Dans les récits extrêmement détaillés que Jürgen Bartsch fit lui-même au cours de l'instruction et du procès, il soulignait qu'il atteignait le comble de l'excitation sexuel en découpant le corps.

Lors de son quatrième et dernier meurtre, il réussit ce qui lui était toujours apparu comme l'objectif suprême : ayant attaché sa victime à un poteau, il découpa l'enfant qui hurlait sans l'avoir préalablement tué.
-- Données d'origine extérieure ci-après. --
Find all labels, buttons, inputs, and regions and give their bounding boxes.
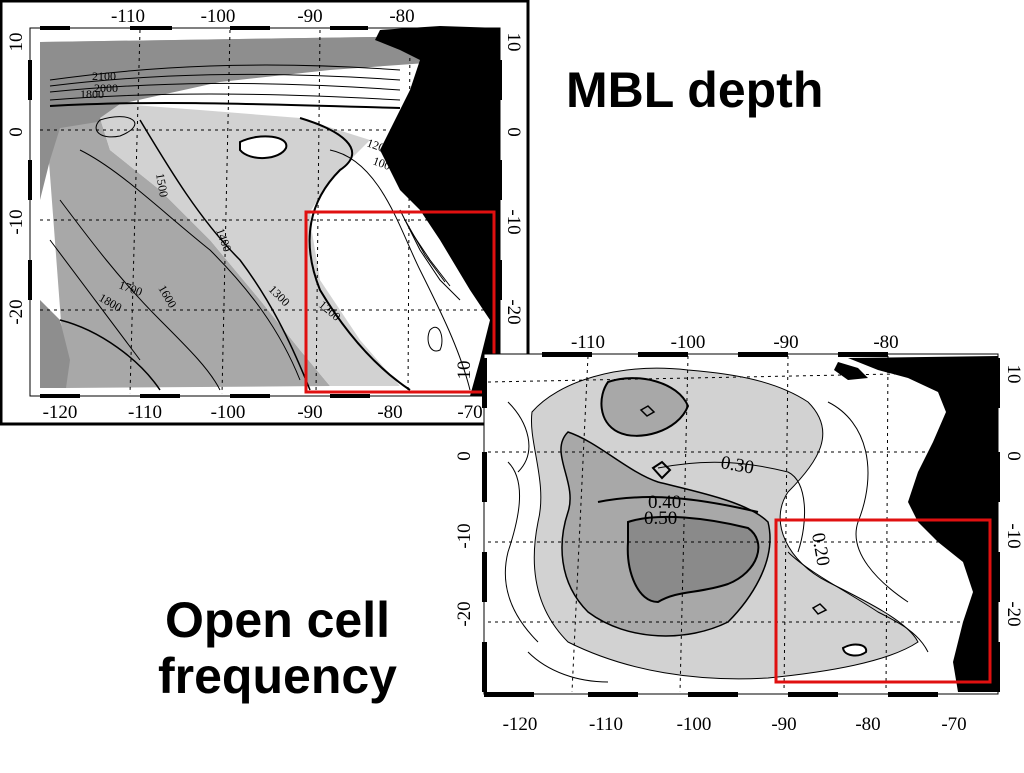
open-left-tick: 10 xyxy=(454,361,475,380)
mbl-bottom-tick: -70 xyxy=(457,402,482,423)
mbl-right-tick: -10 xyxy=(503,209,524,234)
open-top-tick: -80 xyxy=(873,332,898,353)
mbl-right-ticks: 10 0 -10 -20 xyxy=(503,33,524,325)
mbl-bottom-tick: -120 xyxy=(43,402,78,423)
open-bottom-tick: -90 xyxy=(771,714,796,735)
mbl-bottom-ticks: -120 -110 -100 -90 -80 -70 xyxy=(43,402,483,423)
mbl-contours xyxy=(49,64,471,391)
open-land-islet xyxy=(834,362,868,380)
open-grid xyxy=(487,355,997,693)
open-left-tick: -10 xyxy=(454,523,475,548)
mbl-depth-title: MBL depth xyxy=(566,62,824,118)
open-cell-title-line-1: Open cell xyxy=(164,592,391,648)
mbl-depth-map: -110 -100 -90 -80 -120 -110 -100 -90 -80… xyxy=(0,0,530,426)
open-shade-mid-north xyxy=(601,378,688,436)
open-bottom-tick: -80 xyxy=(855,714,880,735)
open-top-tick: -90 xyxy=(773,332,798,353)
mbl-right-tick: 0 xyxy=(503,127,524,137)
mbl-left-ticks: 10 0 -10 -20 xyxy=(6,33,27,325)
mbl-top-tick: -90 xyxy=(297,6,322,27)
mbl-top-tick: -100 xyxy=(201,6,236,27)
open-right-ticks: 10 0 -10 -20 xyxy=(1003,365,1024,627)
mbl-bottom-tick: -100 xyxy=(211,402,246,423)
mbl-contour-label: 1800 xyxy=(80,87,104,101)
open-shade-dark xyxy=(627,516,759,602)
mbl-left-tick: -20 xyxy=(6,299,27,324)
open-land xyxy=(848,356,998,692)
open-bottom-tick: -110 xyxy=(589,714,623,735)
mbl-white-area xyxy=(310,140,490,386)
open-cell-frequency-map-svg: -110 -100 -90 -80 -120 -110 -100 -90 -80… xyxy=(454,332,1024,735)
open-bottom-tick: -120 xyxy=(503,714,538,735)
mbl-contour-label: 2000 xyxy=(94,81,118,95)
open-top-tick: -100 xyxy=(671,332,706,353)
open-contour-label: 0.50 xyxy=(644,508,677,529)
open-left-tick: 0 xyxy=(454,451,475,461)
mbl-contour-labels: 2100 2000 1800 1500 1400 1300 1200 1700 … xyxy=(80,69,398,324)
mbl-left-tick: 10 xyxy=(6,33,27,52)
mbl-right-tick: -20 xyxy=(503,299,524,324)
mbl-left-tick: -10 xyxy=(6,209,27,234)
open-right-tick: 0 xyxy=(1003,451,1024,461)
open-right-tick: -20 xyxy=(1003,601,1024,626)
open-cell-frequency-map: -110 -100 -90 -80 -120 -110 -100 -90 -80… xyxy=(448,322,1024,768)
mbl-top-ticks: -110 -100 -90 -80 xyxy=(111,6,415,27)
mbl-highlight-box xyxy=(304,210,496,394)
mbl-shade-dark xyxy=(40,36,440,388)
mbl-shade-sw xyxy=(40,300,70,388)
open-cell-frequency-title: Open cell frequency xyxy=(120,592,435,704)
open-cell-title-line-2: frequency xyxy=(158,648,397,704)
open-bottom-tick: -100 xyxy=(677,714,712,735)
mbl-bottom-tick: -110 xyxy=(128,402,162,423)
open-top-ticks: -110 -100 -90 -80 xyxy=(571,332,899,353)
open-left-ticks: 10 0 -10 -20 xyxy=(454,361,475,627)
mbl-bottom-tick: -90 xyxy=(297,402,322,423)
mbl-right-tick: 10 xyxy=(503,33,524,52)
mbl-top-tick: -110 xyxy=(111,6,145,27)
open-top-tick: -110 xyxy=(571,332,605,353)
open-left-tick: -20 xyxy=(454,601,475,626)
open-right-tick: -10 xyxy=(1003,523,1024,548)
open-bottom-tick: -70 xyxy=(941,714,966,735)
open-contour-label: 0.40 xyxy=(648,492,681,513)
mbl-left-tick: 0 xyxy=(6,127,27,137)
mbl-contour-label: 2100 xyxy=(92,69,116,83)
mbl-shade-darker xyxy=(40,36,440,200)
open-right-tick: 10 xyxy=(1003,365,1024,384)
mbl-top-tick: -80 xyxy=(389,6,414,27)
open-highlight-box xyxy=(774,518,992,684)
mbl-contour-label: 1500 xyxy=(153,172,171,198)
open-bottom-ticks: -120 -110 -100 -90 -80 -70 xyxy=(503,714,967,735)
mbl-shade-light xyxy=(100,104,400,386)
mbl-depth-map-svg: -110 -100 -90 -80 -120 -110 -100 -90 -80… xyxy=(0,0,530,426)
mbl-bottom-tick: -80 xyxy=(377,402,402,423)
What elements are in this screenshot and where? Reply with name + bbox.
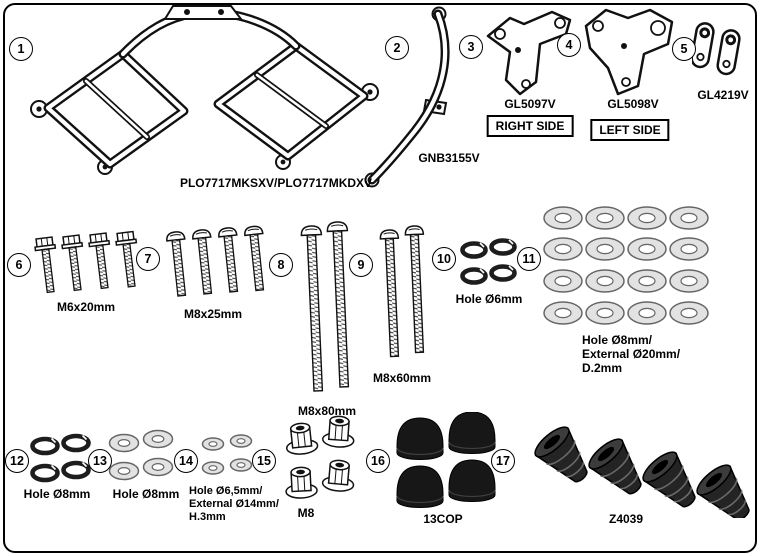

Alice Miller souligne qu'à l'époque, on s'était étonné qu'un adolescent aimable, intelligent, élevé dans une famille bourgeoise classique, ait commis des crimes aussi horribles. Beaucoup de gens pouvaient se dire : nous n'avons pas été élevés autrement, et si l'éducation jouait un rôle dans cette affaire, nous devrions tous devenir criminels... Il fallait donc que cet enfant fût"né anormal", on ne voyait pas d'autre explication.
Nous avons donc une fois de plus, comme dans le cas d'Adolf Hitler, le tableau de parents corrects et inoffensifs à qui, pour d'incompréhensibles raisons, le Bon Dieu ou le diable ont envoyé un monstre dans leur berceau".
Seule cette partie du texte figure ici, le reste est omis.